Der Alte schüttelte den Kopf.
„Ich habe niemals Waffen geliebt, und ich liebe sie auch heute noch nicht. Aber - verstehen Sie meine Lage. Eine gute Waffe ist nun das einzige Mittel, sich das Leben zu erhalten und sich vielleicht eines Tages auch Freiheit zu erkämpfen.
Wir sind praktisch wehrlos gegen den Diktator und seine Schergen. Jede einzelne Strahlwaffe bedeutet einen Schritt in Richtung Zukunft. Ich weiß, das klingt furchtbar, aber es ist die Realität. Aber wir müssen zurück zum Schlund.
Das Exekutionskommando wird bald eintreffen".."
*
Kermor Tager war zwei Jahre nach dem Schiffbruch geboren worden. Seine Welt bestand aus dem Wall und seinen unzähligen Gängen und Kammern, den unheimlichen Maschinen und den Grollschlünden, vor denen er sich schon als Kind gefürchtet hatte, und aus einer Außenwelt, die in der ewigen Dämmerung lag.
Seine Eltern hatten ihm von der Erde und anderen Planeten erzählt, auf denen Bäume und Pflanzen wuchsen, auf denen es Tiere gab, die er sich nicht vorzustellen vermochte. Er erfuhr, was Tag und Nacht war, und daß es Sterne am Himmel gab, wenn es völlig dunkel wurde.
Er hörte von unglaublichen Dingen, die es alle auf dieser Welt nicht gab.
Als er größer und erwachsen wurde, reifte in ihm der Entschluß, alle diese Wunderdinge einmal sehen zu wollen. Er hörte von den Beibooten im Wrack, das er schon mehrmals betreten hatte.
Aber er hatte sie nie gefunden, denn das Schiff war zu groß.
Viele Sektionen waren versperrt oder völlig zerstört.
Dann hatte er Dayne Collanzor kennengelernt, ihn und seine Freunde, die ebenfalls diesen Planeten verlassen wollten.
Er schloß sich ihnen an, als seine Eltern starben. Sie starben, weil Aden sie auf Erzsuche in die Tageszone schickte.
Allmählich wurde für den Diktator die bislang unbeachtet gebliebene Widerstandsgruppe zu einer echten Gefahr, die er mit erbittertem Haß zu bekämpfen begann. Sein Handikap war, daß er nur wenigen Menschen vertraute und in jedem Unbekannten einen potentiellen Gegner vermutete. Wie sollte er einen Gegner erledigen, wenn er selbst in seiner Festung blieb und manche von denen, die er ausschickte, nicht mehr zurückkehrten?
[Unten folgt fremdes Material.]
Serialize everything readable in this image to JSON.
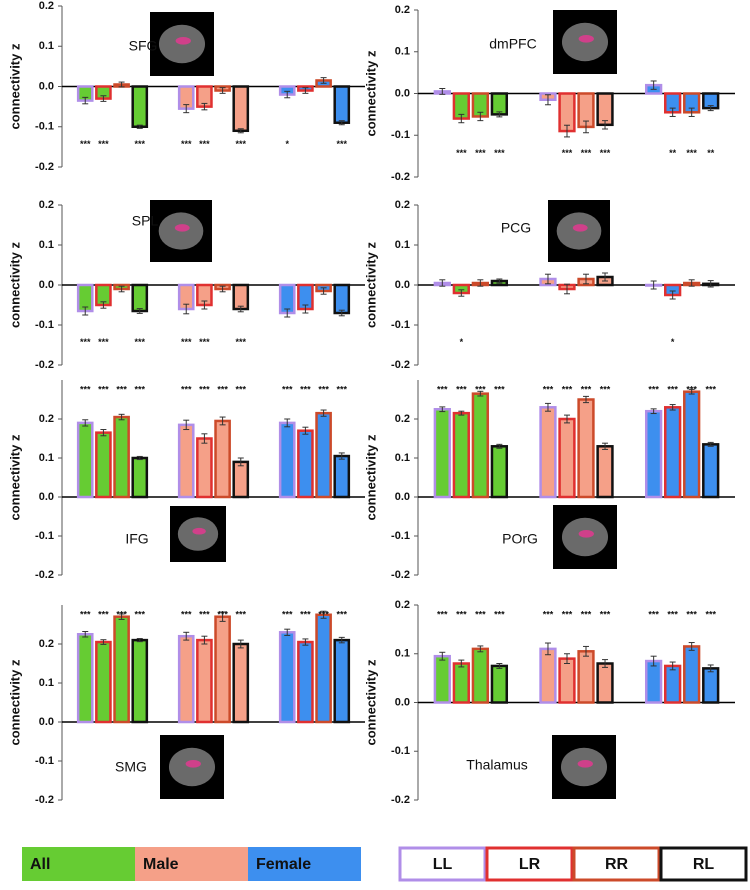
{
  "legend": {
    "groups": [
      {
        "name": "All",
        "color": "#66cc33"
      },
      {
        "name": "Male",
        "color": "#f5a088"
      },
      {
        "name": "Female",
        "color": "#3d8fef"
      }
    ],
    "conditions": [
      {
        "name": "LL",
        "color": "#b08ee8"
      },
      {
        "name": "LR",
        "color": "#e03030"
      },
      {
        "name": "RR",
        "color": "#cc4a2a"
      },
      {
        "name": "RL",
        "color": "#111111"
      }
    ]
  },
  "chart_data": [
    {
      "type": "bar",
      "title": "SFG",
      "ylabel": "connectivity z",
      "ylim": [
        -0.2,
        0.2
      ],
      "yticks": [
        -0.2,
        -0.1,
        {
          "value": 0,
          "label": "0.0"
        },
        0.1,
        0.2
      ],
      "series": [
        {
          "values": [
            -0.035,
            -0.055,
            -0.02
          ],
          "errors": [
            0.008,
            0.01,
            0.008
          ],
          "stars": [
            "***",
            "***",
            "*"
          ]
        },
        {
          "values": [
            -0.03,
            -0.05,
            -0.01
          ],
          "errors": [
            0.007,
            0.008,
            0.007
          ],
          "stars": [
            "***",
            "***",
            null
          ]
        },
        {
          "values": [
            0.005,
            -0.01,
            0.015
          ],
          "errors": [
            0.006,
            0.007,
            0.007
          ],
          "stars": [
            null,
            null,
            null
          ]
        },
        {
          "values": [
            -0.1,
            -0.11,
            -0.09
          ],
          "errors": [
            0.004,
            0.005,
            0.005
          ],
          "stars": [
            "***",
            "***",
            "***"
          ]
        }
      ]
    },
    {
      "type": "bar",
      "title": "dmPFC",
      "ylabel": "connectivity z",
      "ylim": [
        -0.2,
        0.2
      ],
      "yticks": [
        -0.2,
        -0.1,
        {
          "value": 0,
          "label": "0.0"
        },
        0.1,
        0.2
      ],
      "series": [
        {
          "values": [
            0.005,
            -0.015,
            0.02
          ],
          "errors": [
            0.007,
            0.012,
            0.01
          ],
          "stars": [
            null,
            null,
            null
          ]
        },
        {
          "values": [
            -0.06,
            -0.09,
            -0.045
          ],
          "errors": [
            0.01,
            0.014,
            0.01
          ],
          "stars": [
            "***",
            "***",
            "**"
          ]
        },
        {
          "values": [
            -0.055,
            -0.08,
            -0.045
          ],
          "errors": [
            0.01,
            0.014,
            0.01
          ],
          "stars": [
            "***",
            "***",
            "***"
          ]
        },
        {
          "values": [
            -0.05,
            -0.075,
            -0.035
          ],
          "errors": [
            0.006,
            0.01,
            0.006
          ],
          "stars": [
            "***",
            "***",
            "**"
          ]
        }
      ]
    },
    {
      "type": "bar",
      "title": "SPL",
      "ylabel": "connectivity z",
      "ylim": [
        -0.2,
        0.2
      ],
      "yticks": [
        -0.2,
        -0.1,
        {
          "value": 0,
          "label": "0.0"
        },
        0.1,
        0.2
      ],
      "series": [
        {
          "values": [
            -0.065,
            -0.06,
            -0.07
          ],
          "errors": [
            0.01,
            0.012,
            0.01
          ],
          "stars": [
            "***",
            "***",
            null
          ]
        },
        {
          "values": [
            -0.05,
            -0.05,
            -0.06
          ],
          "errors": [
            0.008,
            0.01,
            0.01
          ],
          "stars": [
            "***",
            "***",
            null
          ]
        },
        {
          "values": [
            -0.01,
            -0.01,
            -0.015
          ],
          "errors": [
            0.007,
            0.007,
            0.008
          ],
          "stars": [
            null,
            null,
            null
          ]
        },
        {
          "values": [
            -0.065,
            -0.06,
            -0.07
          ],
          "errors": [
            0.006,
            0.007,
            0.007
          ],
          "stars": [
            "***",
            "***",
            null
          ]
        }
      ]
    },
    {
      "type": "bar",
      "title": "PCG",
      "ylabel": "connectivity z",
      "ylim": [
        -0.2,
        0.2
      ],
      "yticks": [
        -0.2,
        -0.1,
        {
          "value": 0,
          "label": "0.0"
        },
        0.1,
        0.2
      ],
      "series": [
        {
          "values": [
            0.005,
            0.015,
            0
          ],
          "errors": [
            0.008,
            0.012,
            0.01
          ],
          "stars": [
            null,
            null,
            null
          ]
        },
        {
          "values": [
            -0.02,
            -0.01,
            -0.025
          ],
          "errors": [
            0.008,
            0.012,
            0.01
          ],
          "stars": [
            "*",
            null,
            "*"
          ]
        },
        {
          "values": [
            0.005,
            0.015,
            0.005
          ],
          "errors": [
            0.008,
            0.012,
            0.008
          ],
          "stars": [
            null,
            null,
            null
          ]
        },
        {
          "values": [
            0.01,
            0.02,
            0.003
          ],
          "errors": [
            0.005,
            0.01,
            0.008
          ],
          "stars": [
            null,
            null,
            null
          ]
        }
      ]
    },
    {
      "type": "bar",
      "title": "IFG",
      "ylabel": "connectivity z",
      "ylim": [
        -0.2,
        0.3
      ],
      "yticks": [
        -0.2,
        -0.1,
        {
          "value": 0,
          "label": "0.0"
        },
        0.1,
        0.2
      ],
      "series": [
        {
          "values": [
            0.19,
            0.185,
            0.19
          ],
          "errors": [
            0.008,
            0.012,
            0.01
          ],
          "stars": [
            "***",
            "***",
            "***"
          ]
        },
        {
          "values": [
            0.165,
            0.15,
            0.17
          ],
          "errors": [
            0.008,
            0.012,
            0.009
          ],
          "stars": [
            "***",
            "***",
            "***"
          ]
        },
        {
          "values": [
            0.205,
            0.195,
            0.215
          ],
          "errors": [
            0.007,
            0.01,
            0.008
          ],
          "stars": [
            "***",
            "***",
            "***"
          ]
        },
        {
          "values": [
            0.1,
            0.09,
            0.105
          ],
          "errors": [
            0.004,
            0.01,
            0.008
          ],
          "stars": [
            "***",
            "***",
            "***"
          ]
        }
      ]
    },
    {
      "type": "bar",
      "title": "POrG",
      "ylabel": "connectivity z",
      "ylim": [
        -0.2,
        0.3
      ],
      "yticks": [
        -0.2,
        -0.1,
        {
          "value": 0,
          "label": "0.0"
        },
        0.1,
        0.2
      ],
      "series": [
        {
          "values": [
            0.225,
            0.23,
            0.22
          ],
          "errors": [
            0.006,
            0.01,
            0.006
          ],
          "stars": [
            "***",
            "***",
            "***"
          ]
        },
        {
          "values": [
            0.215,
            0.2,
            0.23
          ],
          "errors": [
            0.005,
            0.01,
            0.007
          ],
          "stars": [
            "***",
            "***",
            "***"
          ]
        },
        {
          "values": [
            0.265,
            0.25,
            0.27
          ],
          "errors": [
            0.006,
            0.008,
            0.006
          ],
          "stars": [
            "***",
            "***",
            "***"
          ]
        },
        {
          "values": [
            0.13,
            0.13,
            0.135
          ],
          "errors": [
            0.005,
            0.008,
            0.005
          ],
          "stars": [
            "***",
            "***",
            "***"
          ]
        }
      ]
    },
    {
      "type": "bar",
      "title": "SMG",
      "ylabel": "connectivity z",
      "ylim": [
        -0.2,
        0.3
      ],
      "yticks": [
        -0.2,
        -0.1,
        {
          "value": 0,
          "label": "0.0"
        },
        0.1,
        0.2
      ],
      "series": [
        {
          "values": [
            0.225,
            0.22,
            0.23
          ],
          "errors": [
            0.007,
            0.01,
            0.008
          ],
          "stars": [
            "***",
            "***",
            "***"
          ]
        },
        {
          "values": [
            0.205,
            0.21,
            0.205
          ],
          "errors": [
            0.006,
            0.01,
            0.008
          ],
          "stars": [
            "***",
            "***",
            "***"
          ]
        },
        {
          "values": [
            0.27,
            0.27,
            0.275
          ],
          "errors": [
            0.007,
            0.012,
            0.009
          ],
          "stars": [
            "***",
            "***",
            "***"
          ]
        },
        {
          "values": [
            0.21,
            0.2,
            0.21
          ],
          "errors": [
            0.004,
            0.01,
            0.007
          ],
          "stars": [
            "***",
            "***",
            "***"
          ]
        }
      ]
    },
    {
      "type": "bar",
      "title": "Thalamus",
      "ylabel": "connectivity z",
      "ylim": [
        -0.2,
        0.2
      ],
      "yticks": [
        -0.2,
        -0.1,
        {
          "value": 0,
          "label": "0.0"
        },
        0.1,
        0.2
      ],
      "series": [
        {
          "values": [
            0.095,
            0.11,
            0.085
          ],
          "errors": [
            0.008,
            0.012,
            0.01
          ],
          "stars": [
            "***",
            "***",
            "***"
          ]
        },
        {
          "values": [
            0.08,
            0.09,
            0.075
          ],
          "errors": [
            0.007,
            0.01,
            0.008
          ],
          "stars": [
            "***",
            "***",
            "***"
          ]
        },
        {
          "values": [
            0.11,
            0.105,
            0.115
          ],
          "errors": [
            0.006,
            0.01,
            0.008
          ],
          "stars": [
            "***",
            "***",
            "***"
          ]
        },
        {
          "values": [
            0.075,
            0.08,
            0.07
          ],
          "errors": [
            0.005,
            0.008,
            0.007
          ],
          "stars": [
            "***",
            "***",
            "***"
          ]
        }
      ]
    }
  ]
}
In dieser Zeit entwickelte sich Tager zu einem sehr aktiven Mitglied der Widerstandsgruppe. Immer öfter meldete er sich zur Teilnahme an den immer gefährlicher werdenden Spähtrupps, von denen sie manchmal sogar mit einem Gefangenen zurückkehrten.
In dem bewohnten Teil des endlosen Walls entwickelte sich ein richtiger Krieg.
Obwohl Herthigo Aden jeden Gefangenen, den seine Leute machten, hinrichten ließ, behandelten die Rebellen die ihren human und töteten sie nicht. Aber sie ließen sie auch nicht frei, was ihr Leben im Grunde kaum veränderte. Vielleicht würde der eine oder andere von ihnen einst ein guter Bundesgenosse werden.
Kermor Tager gewann immer mehr an Ansehen, selbst unter den Halbverrückten, die nichts mit der Gruppe zu tun hatten und unter den Befehlen Adens dahinvegetierten. Oft suchte er sie heimlich auf und sprach mit ihnen, meist ohne jeden Erfolg.
Aber der eine oder andere der Unterdrückten raffte doch den Rest seines Verstandes zusammen und folgte ihm. Und seltsam: Wenn ein solcher Mann längere Zeit bei den Rebellen lebte, begann er wieder klarer zu denken. Es schien, als habe der Hauch der Freiheit, der innerhalb der Gruppe wehte, eine heilsame Wirkung auf die kranken Gemüter.
Bei einer ähnlichen Mission wurde Tager gefangengenommen.